Marti, Aktie

Marti Aktie: Erstmals profitabel

Veröffentlicht am: 19.08.2026 um 15:41 Uhr | Redaktion boerse-global.de

Marti Technologies erreicht im Q2 2026 erstmals eine positive EBITDA-Marge. Umsatz und Nutzerzahlen wachsen stark, der Nettoverlust bleibt jedoch hoch.

Marti Technologies: Erstmals positive EBITDA-Marge dank Türkei-Geschäft
Moderne Baustelle bei Sonnenaufgang als Symbol für Wachstum und wirtschaftlichen Erfolg in der Bauindustrie. Illustration mit AI erstellt übermittelt durch boerse-global.de

Türkiye zahlt sich aus: Marti Technologies hat im zweiten Quartal 2026 erstmals eine positive bereinigte EBITDA-Marge erreicht — ein Meilenstein, auf den das Management lange hingearbeitet hat. Die Aktie reagierte im vorbörslichen Handel mit einem Plus von 4 Prozent auf 2,08 Dollar.

Umsatz übertrifft Erwartungen deutlich

Der Umsatz kletterte im zweiten Quartal um 141 Prozent auf knapp 20 Millionen Dollar und lag damit klar über der Analystenschätzung von 16,69 Millionen Dollar.

Die Bruttomarge erreichte mit 77 Prozent einen Rekordwert, nach 57 Prozent im Vorquartal. Das bereinigte EBITDA drehte auf plus 2,9 Millionen Dollar, nach einem Verlust von 2,4 Millionen Dollar im Vorjahresquartal.

Unter dem Strich blieb dennoch ein GAAP-Nettoverlust von 12,5 Millionen Dollar — der Verlust je Aktie von 0,15 Dollar verfehlte die Prognose von minus 0,06 Dollar deutlich.

Der Grund liegt in einer einmaligen, nicht zahlungswirksamen Belastung von 8,3 Millionen Dollar im Zusammenhang mit der Umwandlung von Wandelanleihen. Ohne diesen Sondereffekt hätte sich der Nettoverlust auf 4,2 Millionen Dollar belaufen, gegenüber 9,2 Millionen Dollar im Vorjahr.

Anleger scheinen sich stärker an Umsatzwachstum und Margenausweitung zu orientieren als am Gewinnfehlschlag. Die Fahrtenzahl stieg um 73 Prozent auf 18,8 Millionen, die Zahl aktiver Nutzer wuchs um 76 Prozent auf 2,4 Millionen — bei stabiler Nutzungsfrequenz pro Kunde, was das Unternehmen als Zeichen gesunden Wachstums wertet.

Ausblick angehoben, Expansion läuft weiter

Marti erhöhte die Jahresprognose für 2026 auf 85 Millionen Dollar Umsatz und 7 Millionen Dollar bereinigtes EBITDA. Das Unternehmen ist mittlerweile in 30 türkischen Städten aktiv, monetarisiert davon aber erst sieben. Die übrigen Standorte, darunter zehn erst im dritten Quartal gestartete Städte, sollen frühestens 2027 nennenswert zum Umsatz beitragen.

Geografisch verschiebt sich das Geschäft: Istanbul macht inzwischen weniger als die Hälfte des Umsatzes aus, das Management rechnet langfristig mit einem Anteil von rund einem Drittel.
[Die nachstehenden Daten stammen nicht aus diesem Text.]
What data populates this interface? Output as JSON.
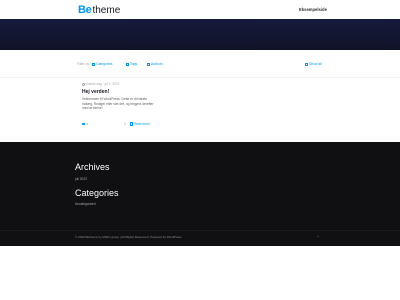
{
  "header": {
    "logo_be": "Be",
    "logo_theme": "theme",
    "nav_link": "Eksempelside"
  },
  "filters": {
    "filter_by": "Filter by",
    "categories": "Categories",
    "tags": "Tags",
    "authors": "Authors",
    "show_all": "Show all"
  },
  "post": {
    "meta": "Kasnik dag · jul 9, 2023",
    "title": "Hej verden!",
    "excerpt": "Velkommen til WordPress. Dette er dit første indlæg. Rediger eller slet det, og begynd derefter med at skrive!",
    "comments": "1",
    "likes": "0",
    "read_more": "Read more"
  },
  "footer": {
    "archives_title": "Archives",
    "archives_link": "juli 2023",
    "categories_title": "Categories",
    "categories_link": "Uncategorized",
    "copyright": "© 2023 Betheme by Muffin group | All Rights Reserved | Powered by WordPress",
    "back_to_top": "^"
  },
  "colors": {
    "accent": "#0095eb",
    "hero": "#141733",
    "footer_bg": "#101012"
  }
}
Der Wachstumsschub kommt derzeit vor allem aus den übrigen Landesteilen.

Parallel treibt Marti seine Ambitionen im autonomen Fahren voran — über eine mehrjährige Partnerschaft mit dem Technologieanbieter Tensor sollen zunächst Pilotprojekte die Sicherheit der Technologie in der Türkei belegen, bevor größere Investitionen folgen.
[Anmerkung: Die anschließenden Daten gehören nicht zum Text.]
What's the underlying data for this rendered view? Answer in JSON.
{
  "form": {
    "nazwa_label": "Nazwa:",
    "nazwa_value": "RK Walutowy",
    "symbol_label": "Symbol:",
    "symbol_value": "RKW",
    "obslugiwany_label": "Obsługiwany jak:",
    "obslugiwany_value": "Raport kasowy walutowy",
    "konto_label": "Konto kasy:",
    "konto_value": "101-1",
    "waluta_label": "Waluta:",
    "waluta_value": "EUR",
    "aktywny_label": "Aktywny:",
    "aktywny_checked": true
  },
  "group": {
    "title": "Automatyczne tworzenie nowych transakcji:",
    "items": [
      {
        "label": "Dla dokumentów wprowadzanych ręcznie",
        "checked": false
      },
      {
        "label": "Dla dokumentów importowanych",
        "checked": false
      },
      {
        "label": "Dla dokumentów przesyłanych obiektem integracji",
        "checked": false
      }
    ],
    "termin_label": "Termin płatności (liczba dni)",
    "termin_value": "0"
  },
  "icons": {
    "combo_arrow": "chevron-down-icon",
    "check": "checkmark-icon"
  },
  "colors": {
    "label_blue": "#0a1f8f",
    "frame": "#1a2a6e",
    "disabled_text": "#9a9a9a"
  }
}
Ein bestehendes Aktienrückkaufprogramm mit einem Volumen von bis zu 2,5 Millionen Dollar bleibt bis Oktober 2026 gültig. Das Management signalisierte, den Rückkauf bei anhaltend niedriger Bewertung fortzusetzen — die Kapitalallokation soll aber überwiegend ins Wachstum fließen, nicht in Rückkäufe.
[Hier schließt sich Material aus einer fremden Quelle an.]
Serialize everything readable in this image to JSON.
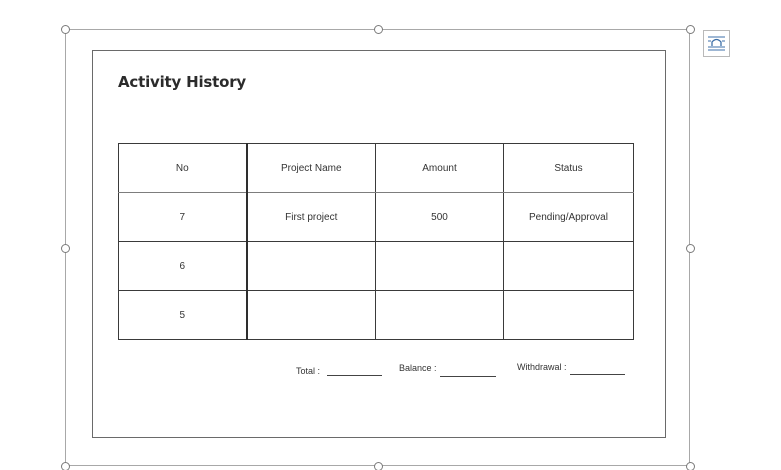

Die Kursziele der Analysten reichen von 2,40 bis 6,00 Dollar — eine Spanne, die die Unsicherheit über das Tempo der Skalierung in den neuen Städten widerspiegelt. Entscheidend für das vierte Quartal wird laut Unternehmensangaben sein, ob das Fahrtenwachstum das Tempo aus dem dritten Quartal hält, wenn auch saisonal etwas schwächer.